Pouco depois, recebeu resposta:
— Vamos ver se ele consegue decifrar as próximas duas melodias; mantenha-me informada!
Se Aloísio ouvisse aquela voz, ficaria pasmo, pois vinha, sem dúvida, de Baltazar.
...
Envolto em entusiasmo, Aloísio teve uma ideia súbita: e se tocasse Nascer do Sol sem canalizar energia vital?
As notas límpidas ressoaram novamente!
Desta vez, o corpo não sofreu alterações, mas o som, claro e brilhante, era profundamente comovente; ao chegar à parte da Lua Oculta, o espírito se aquietava, tomado por uma sensação de serenidade e paz.
Ao terminar, percebeu que seu estado de espírito havia mudado.
— Excelente melodia! — Joana abriu os olhos e elogiou.
— Apesar de Nascer do Sol e Lua Oculta exigirem maturidade e experiência, Aloísio já imprimiu sua própria personalidade às obras.
Ela anotou novamente.
Ao conferir o tempo, percebeu que já era alta noite.
Meditando e ouvindo Aloísio tocar, Joana sentiu-se um pouco cansada. O pátio estava silencioso, banhado pelo luar; decidiu sair por um instante para descansar. Mas, para continuar ouvindo, desfez o encantamento de isolamento acústico.
...
Joana desfrutava daquele raro momento de tranquilidade.
Enquanto Aloísio tocava a seção mais tocante da Lua Oculta — a perseguição das nuvens à lua, seguida pelo seu ocultamento —, Joana teve uma súbita inspiração.
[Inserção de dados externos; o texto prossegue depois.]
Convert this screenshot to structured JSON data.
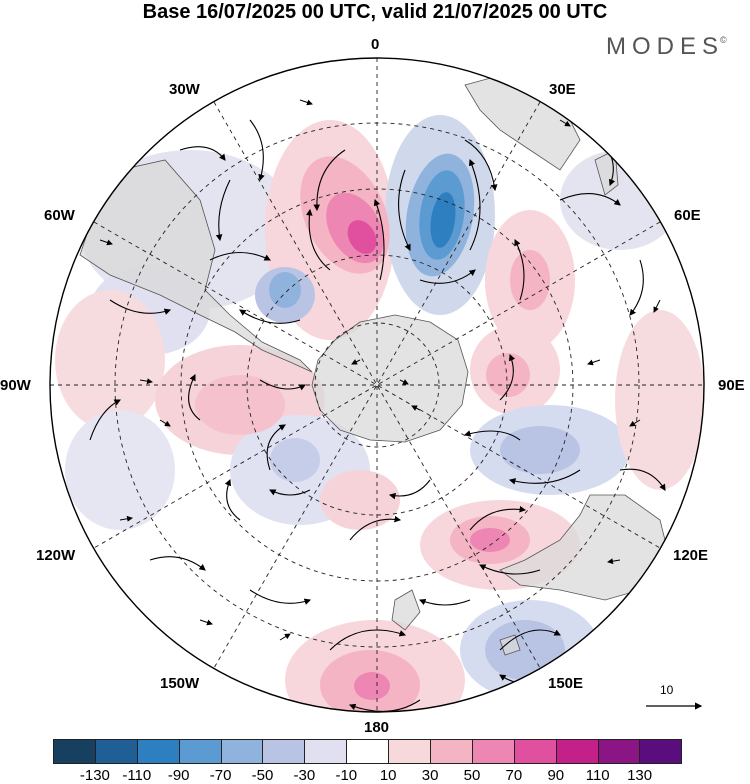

Observou a Estela do Rei da Força de pé à distância, assemelhando-se a uma figura solitária, tendo apenas a lua para lhe fazer companhia através da sombra projetada.
Inconscientemente, Joana olhou para sua própria sombra: elegante, repousava plácida atrás de si.
Joana estava no auge do Cultivo do Espírito, discípula do vice-diretor e instrutora da Sociedade dos Afinados. Contudo, já não era jovem; permanecia há anos no mesmo estágio, enquanto muitos de seus alunos a haviam superado.
Aloísio chegou à parte mais sublime da Lua Oculta: a perseguição das nuvens à lua, até seu desaparecimento.
Naquele momento, uma grande nuvem branca deslizou sobre a Estela do Rei da Força, aproximando-se lentamente da lua até cobri-la por completo; de repente, tudo ao redor mergulhou numa penumbra, a sombra da Estela desapareceu, assim como as sombras de construções e árvores. Joana e sua própria sombra, naquele instante, também sumiram.
Após algum tempo, quando a nuvem se afastou e a lua reapareceu, a sombra da Estela retornou ao chão, e Joana, subitamente, estava de volta ao mesmo lugar.
Na verdade, ela não havia sumido de fato; naquele breve instante, rompeu uma barreira. Movendo-se com tamanha velocidade durante o eclipse, percorreu todo o pátio, saltando entre arbustos e beirais, e, quando a lua voltou a brilhar, já estava de volta ao ponto inicial.
Seu semblante era de intensa emoção, e ela tremia levemente.
Controlando a respiração, voltou-se para o mar de sua consciência.
— Estou prestes a romper para o Fruto do Caminho! — murmurou, tapando de imediato a própria boca. Em seguida, seu corpo sumiu mais uma vez, tamanha era sua velocidade; até a sombra no chão se tornou indistinta, como uma melodia que se esvai e, pouco a pouco, se recompõe.
— Perseguindo o vento, caçando a lua! — exclamou Joana, num leve sussurro.